As premiações de "E Agora? Lembra-me" já são várias, mas tudo começou em Locarno com a conquista do Grande Prémio do Júri (para além do Prémio FIPRESCI). Desde aí que merecidamente o público e a crítica por todo o mundo têm aplaudido este épico documentário sobre a vida, a morte, o tempo, mas também muito particularmente sobre o amor e o trabalho como forma de resistência à doença (o HIV). Foi o filme mais "total" que vi este ano, uma lufada de ar fresco no actual panorama  do cinema português. Não é de modo algum comum no nosso cinema encontrar objectos de uma honestidade e nudez tão "sem artifício". É a história de uma grande viagem, que não tem começo e que não tem fim, que não encerra nada, apenas abre a janela sobre uma vida e uma luta que, nem que metaforicamente, nos toca a todos. Aliás, "tocante" - em toda a riqueza do adjectivo - é a melhor palavra que encontro para qualificar a experiência de "E Agora? Lembra-me". Não se procura um santo ou um statement, mas apenas um registo sobre a fragilidade do corpo, mas também a sua fome inesgotável por conhecimento, por amor, pela terra, pelo toque, pela pura ruminação. Fome pela vida. 

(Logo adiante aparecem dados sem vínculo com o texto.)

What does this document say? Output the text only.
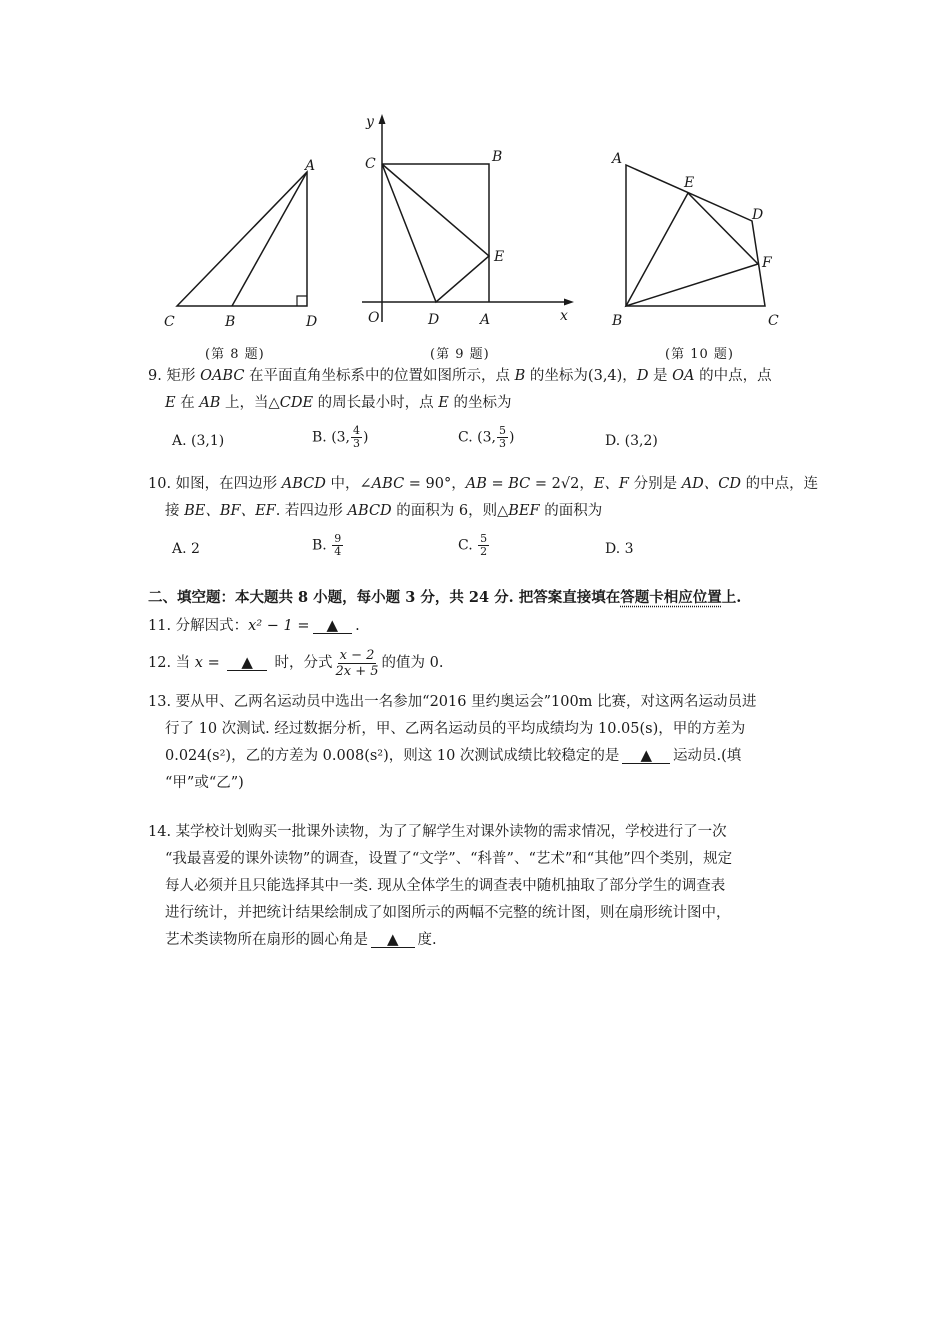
A
C	B	D
(第 8 题)
y
x
O
C	B
E
D	A
(第 9 题)
A
E
D
F
B	C
(第 10 题)
9. 矩形 OABC 在平面直角坐标系中的位置如图所示，点 B 的坐标为(3,4)，D 是 OA 的中点，点
E 在 AB 上，当△CDE 的周长最小时，点 E 的坐标为
A. (3,1)	B. (3, $\frac{4}{3}$ )	C. (3, $\frac{5}{3}$ )	D. (3,2)
10. 如图，在四边形 ABCD 中，∠ABC = 90°，AB = BC = 2√2，E、F 分别是 AD、CD 的中点，连
接 BE、BF、EF. 若四边形 ABCD 的面积为 6，则△BEF 的面积为
A. 2	B. $\frac{9}{4}$	C. $\frac{5}{2}$	D. 3
二、填空题：本大题共 8 小题，每小题 3 分，共 24 分. 把答案直接填在答题卡相应位置上.
11. 分解因式：x² − 1 = ▲ .
12. 当 x = ▲ 时，分式 $\frac{x - 2}{2x + 5}$ 的值为 0.
13. 要从甲、乙两名运动员中选出一名参加“2016 里约奥运会”100m 比赛，对这两名运动员进
行了 10 次测试. 经过数据分析，甲、乙两名运动员的平均成绩均为 10.05(s)，甲的方差为
0.024(s²)，乙的方差为 0.008(s²)，则这 10 次测试成绩比较稳定的是 ▲ 运动员.(填
“甲”或“乙”)
14. 某学校计划购买一批课外读物，为了了解学生对课外读物的需求情况，学校进行了一次
“我最喜爱的课外读物”的调查，设置了“文学”、“科普”、“艺术”和“其他”四个类别，规定
每人必须并且只能选择其中一类. 现从全体学生的调查表中随机抽取了部分学生的调查表
进行统计，并把统计结果绘制成了如图所示的两幅不完整的统计图，则在扇形统计图中，
艺术类读物所在扇形的圆心角是 ▲ 度.
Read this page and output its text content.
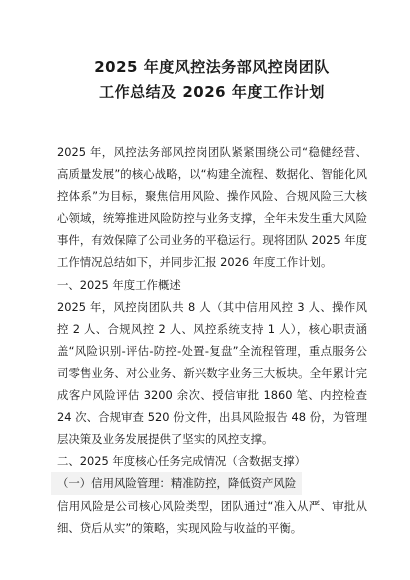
2025 年度风控法务部风控岗团队
工作总结及 2026 年度工作计划

2025 年，风控法务部风控岗团队紧紧围绕公司“稳健经营、高质量发展”的核心战略，以“构建全流程、数据化、智能化风控体系”为目标，聚焦信用风险、操作风险、合规风险三大核心领域，统筹推进风险防控与业务支撑，全年未发生重大风险事件，有效保障了公司业务的平稳运行。现将团队 2025 年度工作情况总结如下，并同步汇报 2026 年度工作计划。

一、2025 年度工作概述

2025 年，风控岗团队共 8 人（其中信用风控 3 人、操作风控 2 人、合规风控 2 人、风控系统支持 1 人），核心职责涵盖“风险识别-评估-防控-处置-复盘”全流程管理，重点服务公司零售业务、对公业务、新兴数字业务三大板块。全年累计完成客户风险评估 3200 余次、授信审批 1860 笔、内控检查 24 次、合规审查 520 份文件，出具风险报告 48 份，为管理层决策及业务发展提供了坚实的风控支撑。

二、2025 年度核心任务完成情况（含数据支撑）

（一）信用风险管理：精准防控，降低资产风险

信用风险是公司核心风险类型，团队通过“准入从严、审批从细、贷后从实”的策略，实现风险与收益的平衡。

É um ensaio, um diário, um épico sobre a existência que, quero deixar claro, TEM de passar no circuito comercial de salas. E se as distribuidoras - por causa das suas perto de 3 horas, talvez - acharem que NÃO TEM, eu acho que finalmente é tempo de se desbloquear o regime fascizante e obscurantista da RTP2 e RTP1 e usar os canais públicos supostamente de serviço público como espaços de exibição do cinema português, aquele que as salas querem passar e aquele que as salas não querem passar. Lembro-me de João Salaviza, no dia da sua premiação em Berlim, quando disse que o seu filme "Rafa" e "Tabu" de Miguel Gomes deviam estar a passar naquele dia na televisão portuguesa; quando disse que teve mais espectadores em festivais de cinema do que nas salas comerciais. 

Se o público está sentado no sofá, em frente à "caixa mágica", pois então que se active a sua missão de serviço público ou até, já agora, que o poder político a leve mais longe: independentemente de haver contrato de distribuição, todos os filmes produzidos com dinheiro do Estado deveriam estrear directamente na televisão pública. Uma primeira exibição que desse que falar e pusesse os filmes a circular, de olho em olho, de boca em boca, até à eventual (mas não necessária nem tão-pouco mendigada…) passagem pelo grande ecrã. O que é preciso é não ficar à espera da iniciativa das distribuidoras ou deixar que estes filmes se enredem numa desinteressantíssima "guerra especulativa de audiências", seja ela travada na piscina dos grandes, seja ela travada na piscina dos pequenos. Se o público está plantado no sofá, se o Estado tem forma de chegar a ele, muito facilmente, através dos seus dois canais, parece-me evidente que está encontrada a forma e a fórmula para prolongar a vida de um investimento cultural de monta. O Estado não só não deve esperar pelo mercado da distribuição como acho que se deve sempre antecipar a este. Estou cada dia mais convencido disto. 

8 comentários:

Sam disse...

'Kudos' para a referência a Matthew McConaughey e KILLER JOE. É preciso falar - sempre e muito - desta pérola que grande parte do público português não teve a chance de conhecer em grande ecrã.

Abençoados aqueles que arriscarem no "desconhecido" pelo menu do videoclube do MEO...

Cumps cinéfilos.

Pereira disse...

"E Agora? Lembra-me" estreia por cá em Abril, pela Midas

Luís Mendonça disse...

É oficial essa informação?

Não a consigo confirmar, pelo menos, no seu site: http://www.midas-filmes.pt/estreias/proximas_estreias/

Pereira disse...

Fonte relativamente segura : http://ipsilon.publico.pt/cinema/texto.aspx?id=328996

Luís Mendonça disse...

O site oficioso da Midas?

Pereira disse...

Estas coisas por vezes sabem-se antes das confirmações ou divulgações oficiais, é bastante usual isso acontecer.

Luís Mendonça disse...

Não vi no facebook da Midas, não está no site da Midas. Mas vem no Ípsilon.

O que interessa, no entanto, é a boa notícia.

Pereira disse...

Este tipo de coisas acontece, não me admirava nada que fosse um qualquer tipo de embargo da Midas, ou uma dúvida em relação à semana em que o filme estreia. Enfim...o que interessa é daqui a uns meses está aí.